Johnson loses second vote on bill to block no-deal Brexit

Prime Minister Boris Johnson speaks at a reception at 10 Downing Street, London, on Tuesday. Daniel Leal-Olivas/PA Wire/Abaca Press

LONDON — Conservative Prime Minister Boris Johnson has lost a second vote in Britain’s Parliament on a cross-party effort to prevent a no-deal Brexit, potentially derailing his plan to withdraw Britain from the European Union on Oct. 31.

Parliament’s elected main house, the Commons, voted by 329-300 on Wednesday for a bill that enables urgent legislation requiring Johnson to ask the EU for a Brexit delay until Jan. 31, unless Parliament approves a new deal or votes in favor of a no-deal Brexit by Oct. 19.

Another vote on the bill is scheduled later Wednesday and, if passed, Johnson is expected to call for a snap election on Oct. 15. A separate vote on that motion is also expected Wednesday night.

“Today is the last chance to prevent no deal and we need to seize it,” Keir Starmer, Brexit spokesman for the main opposition Labour Party, said during the debate.

Johnson has vowed to take Britain out of the European Union on Oct. 31, with or without a withdrawal deal with the EU, but a cross-party group of lawmakers have united to take control of the parliamentary process and legislate against a no-deal outcome.

Wednesday’s votes were made possible by an emergency motion approved Tuesday night that allowed lawmakers to set Parliament’s agenda for Wednesday instead of the government.

The prime minister’s party suspended 21 Conservatives who backed that effort on Tuesday, in what one member of the rebel group, former Chancellor Philip Hammond, called a “mass purge.”

Hammond told Parliament on Wednesday that preventing Britain leaving the EU without a deal was necessary because “there is no mandate for a no-deal Brexit and a no-deal Brexit will be a catastrophe.”

“Many of us now sitting on the back benches have seen the detailed analysis from inside government of the damaging impact of a no-deal Brexit,” Hammond said.

Another censured Conservative rebel, Nicholas Soames, again backed the bill on Wednesday, saying he expected to step down as a member of Parliament, after 37 years, before the next election.

“I am truly sad that it should end in this way,” said Soames, the grandson of Conservative wartime Prime Minister Winston Churchill.

Ahead of the debate on the bill, Johnson warned that the bill to block a no-deal Brexit would “undermine this country’s ability to negotiate” with the European Union.

Johnson, in his first appearance at prime minister’s questions since taking office in late July, said he still aimed to negotiate a new Brexit deal before a European Council summit on Oct. 17.

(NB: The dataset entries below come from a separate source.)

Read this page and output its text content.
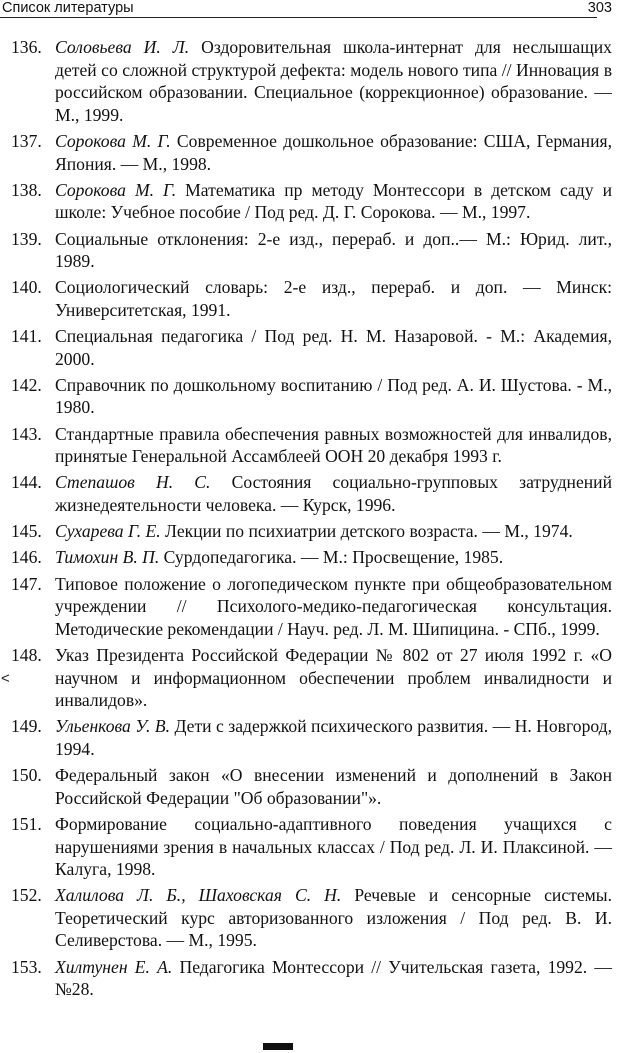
Список литературы	303
136. Соловьева И. Л. Оздоровительная школа-интернат для неслышащих детей со сложной структурой дефекта: модель нового типа // Инновация в российском образовании. Специальное (коррекционное) образование. — М., 1999.
137. Сорокова М. Г. Современное дошкольное образование: США, Германия, Япония. — М., 1998.
138. Сорокова М. Г. Математика пр методу Монтессори в детском саду и школе: Учебное пособие / Под ред. Д. Г. Сорокова. — М., 1997.
139. Социальные отклонения: 2-е изд., перераб. и доп..— М.: Юрид. лит., 1989.
140. Социологический словарь: 2-е изд., перераб. и доп. — Минск: Университетская, 1991.
141. Специальная педагогика / Под ред. Н. М. Назаровой. - М.: Академия, 2000.
142. Справочник по дошкольному воспитанию / Под ред. А. И. Шустова. - М., 1980.
143. Стандартные правила обеспечения равных возможностей для инвалидов, принятые Генеральной Ассамблеей ООН 20 декабря 1993 г.
144. Степашов Н. С. Состояния социально-групповых затруднений жизнедеятельности человека. — Курск, 1996.
145. Сухарева Г. Е. Лекции по психиатрии детского возраста. — М., 1974.
146. Тимохин В. П. Сурдопедагогика. — М.: Просвещение, 1985.
147. Типовое положение о логопедическом пункте при общеобразовательном учреждении // Психолого-медико-педагогическая консультация. Методические рекомендации / Науч. ред. Л. М. Шипицина. - СПб., 1999.
148. Указ Президента Российской Федерации № 802 от 27 июля 1992 г. «О научном и информационном обеспечении проблем инвалидности и инвалидов».
149. Ульенкова У. В. Дети с задержкой психического развития. — Н. Новгород, 1994.
150. Федеральный закон «О внесении изменений и дополнений в Закон Российской Федерации "Об образовании"».
151. Формирование социально-адаптивного поведения учащихся с нарушениями зрения в начальных классах / Под ред. Л. И. Плаксиной. — Калуга, 1998.
152. Халилова Л. Б., Шаховская С. Н. Речевые и сенсорные системы. Теоретический курс авторизованного изложения / Под ред. В. И. Селиверстова. — М., 1995.
153. Хилтунен Е. А. Педагогика Монтессори // Учительская газета, 1992. — №28.
<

Johnson said he remains confident that EU leaders will agree to remove a controversial “backstop” provision from Britain’s EU withdrawal agreement, which is designed to guarantee an open border between Northern Ireland and the Republic of Ireland after Brexit.

But in Brussels, an EU diplomat said there was “growing frustration among the EU27 that London has not yet come forward with the promised proposal on the backstop.”

“If the U.K. wants a meaningful discussion, it needs to move quickly since time is running out to prevent a no-deal,” the diplomat told dpa on condition of anonymity.

Johnson also urged opposition lawmakers to back his plan for an election. The prime minister needs the backing of two-thirds of lawmakers for an election to go ahead, but Labour and other opposition parties have said they are unlikely to support it until their planned legislation to prevent a no-deal Brexit becomes law.

If he fails to secure backing for an election on Wednesday, Johnson could return to his earlier plan, announced last week, to suspend Parliament from mid-September until mid-October.